Fire Safety Bill

I have been following this important legislation and I am aware of the amendment to the Bill by the House of Lords prohibiting the passing of remediation costs on to leaseholders and tenants. I entirely support the intention of the amendment to protect leaseholders. However, for a number of reasons outlined below I do not support the amendment itself. 

Most importantly, this Bill is not the correct place for remediation costs to be addressed. The Government has already committed that it will provide an update regarding remediation costs before the Building Safety Bill returns to Parliament. In addition, work is currently underway with leaseholders and the financial sector to identify financing solutions that protect leaseholders from unaffordable costs while ensuring that the cost does not fall entirely on taxpayers. I hope we can agree that it is important not to interrupt these discussions. Therefore, I fear this particular amendment could lead to unnecessary confusion.

It is the Government's clearly stated intention to follow through on the recommendations of phase one of the Grenfell fire inquiry and this Bill is part of that process. 

Regarding EWS1 forms, my ministerial colleagues recognise the difficulties some people are facing on mortgages and expect lenders to do all they can to unblock these issues for leaseholders.  The Government does not support the blanket use of External Wall System Review forms and encourage lenders to accept equivalent evidence that demonstrates buildings are safe for valuation purposes. The form is not a regulatory requirement and  the Government has urged for a more pragmatic approach, especially for lower rise blocks.

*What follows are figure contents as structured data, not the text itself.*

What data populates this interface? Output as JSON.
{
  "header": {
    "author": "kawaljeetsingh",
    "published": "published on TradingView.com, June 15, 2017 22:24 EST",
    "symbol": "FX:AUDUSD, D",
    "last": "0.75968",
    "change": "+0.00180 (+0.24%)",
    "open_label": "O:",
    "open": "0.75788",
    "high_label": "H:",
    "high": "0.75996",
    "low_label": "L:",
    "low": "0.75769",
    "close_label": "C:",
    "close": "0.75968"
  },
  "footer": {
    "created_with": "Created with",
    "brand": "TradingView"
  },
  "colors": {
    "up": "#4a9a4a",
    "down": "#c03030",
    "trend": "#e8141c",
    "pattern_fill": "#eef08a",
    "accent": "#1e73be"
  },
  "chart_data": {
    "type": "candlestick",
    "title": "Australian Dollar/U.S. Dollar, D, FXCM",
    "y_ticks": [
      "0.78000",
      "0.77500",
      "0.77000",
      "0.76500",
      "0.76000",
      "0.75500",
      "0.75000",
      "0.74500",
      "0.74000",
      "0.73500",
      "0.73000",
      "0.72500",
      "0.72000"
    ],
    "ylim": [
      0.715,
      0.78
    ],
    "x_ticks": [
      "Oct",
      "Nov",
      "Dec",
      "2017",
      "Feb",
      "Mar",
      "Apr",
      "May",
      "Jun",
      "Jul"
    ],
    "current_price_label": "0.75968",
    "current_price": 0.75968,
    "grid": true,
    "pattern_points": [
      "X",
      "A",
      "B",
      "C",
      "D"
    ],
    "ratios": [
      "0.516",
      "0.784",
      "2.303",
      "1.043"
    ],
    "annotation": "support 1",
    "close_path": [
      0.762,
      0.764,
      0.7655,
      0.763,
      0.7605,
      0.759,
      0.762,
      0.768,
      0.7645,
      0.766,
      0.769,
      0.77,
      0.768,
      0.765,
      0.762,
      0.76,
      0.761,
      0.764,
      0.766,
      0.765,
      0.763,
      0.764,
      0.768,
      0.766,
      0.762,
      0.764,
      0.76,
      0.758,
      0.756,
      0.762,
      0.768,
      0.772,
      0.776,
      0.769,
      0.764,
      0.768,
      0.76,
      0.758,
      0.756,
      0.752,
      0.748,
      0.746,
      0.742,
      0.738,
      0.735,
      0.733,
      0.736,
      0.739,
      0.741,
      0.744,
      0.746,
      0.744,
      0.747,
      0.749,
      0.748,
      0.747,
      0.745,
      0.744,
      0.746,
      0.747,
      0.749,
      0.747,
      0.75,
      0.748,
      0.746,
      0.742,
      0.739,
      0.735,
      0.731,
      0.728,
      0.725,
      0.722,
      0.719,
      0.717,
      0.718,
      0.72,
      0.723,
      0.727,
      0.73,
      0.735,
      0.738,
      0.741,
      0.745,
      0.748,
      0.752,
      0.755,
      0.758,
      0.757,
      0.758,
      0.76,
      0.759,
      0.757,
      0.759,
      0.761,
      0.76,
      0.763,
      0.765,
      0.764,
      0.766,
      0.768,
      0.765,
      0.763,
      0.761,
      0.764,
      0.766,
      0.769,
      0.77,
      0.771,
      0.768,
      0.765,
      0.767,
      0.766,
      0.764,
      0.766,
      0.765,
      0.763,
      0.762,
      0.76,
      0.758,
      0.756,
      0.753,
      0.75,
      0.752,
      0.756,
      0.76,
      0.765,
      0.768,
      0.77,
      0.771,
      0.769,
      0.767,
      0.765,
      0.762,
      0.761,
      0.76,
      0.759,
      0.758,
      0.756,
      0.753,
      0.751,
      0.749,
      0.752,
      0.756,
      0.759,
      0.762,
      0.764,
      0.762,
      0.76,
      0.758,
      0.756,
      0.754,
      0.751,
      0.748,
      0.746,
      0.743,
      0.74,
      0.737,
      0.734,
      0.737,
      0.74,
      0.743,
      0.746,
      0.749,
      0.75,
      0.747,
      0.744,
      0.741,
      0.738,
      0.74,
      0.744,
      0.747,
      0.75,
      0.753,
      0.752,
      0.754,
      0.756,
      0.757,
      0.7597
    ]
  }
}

The EWS1 form was developed by the Royal Institution of Chartered Surveyors to respond to mortgage lender concerns about cladding on high-rise residential buildings. Lenders have confirmed that product transfers at the end of fixed-term mortgage offers within the same bank should progress without the need for an EWS1 review. However, building owners of high rise residential building 18 metres and above need to confirm the cladding system in their buildings through an EWS1 for new mortgages or when re-mortgaging. Guidance from the Royal Institution does state that the form should not be used for other purposes. I am told that lenders have assured the Minister for Building Safety that leaseholders should face no barrier to renewing their mortgage with their existing lender.

The Fire Safety Bill sets the foundation for implementing the recommendations from the Grenfell Tower Inquiry, which we all want to see set in law. I am glad that the Bill has now progressed in Parliament, paving the way for more accountability from building owners and enforcement from fire and rescue authorities to hold irresponsible owners to account.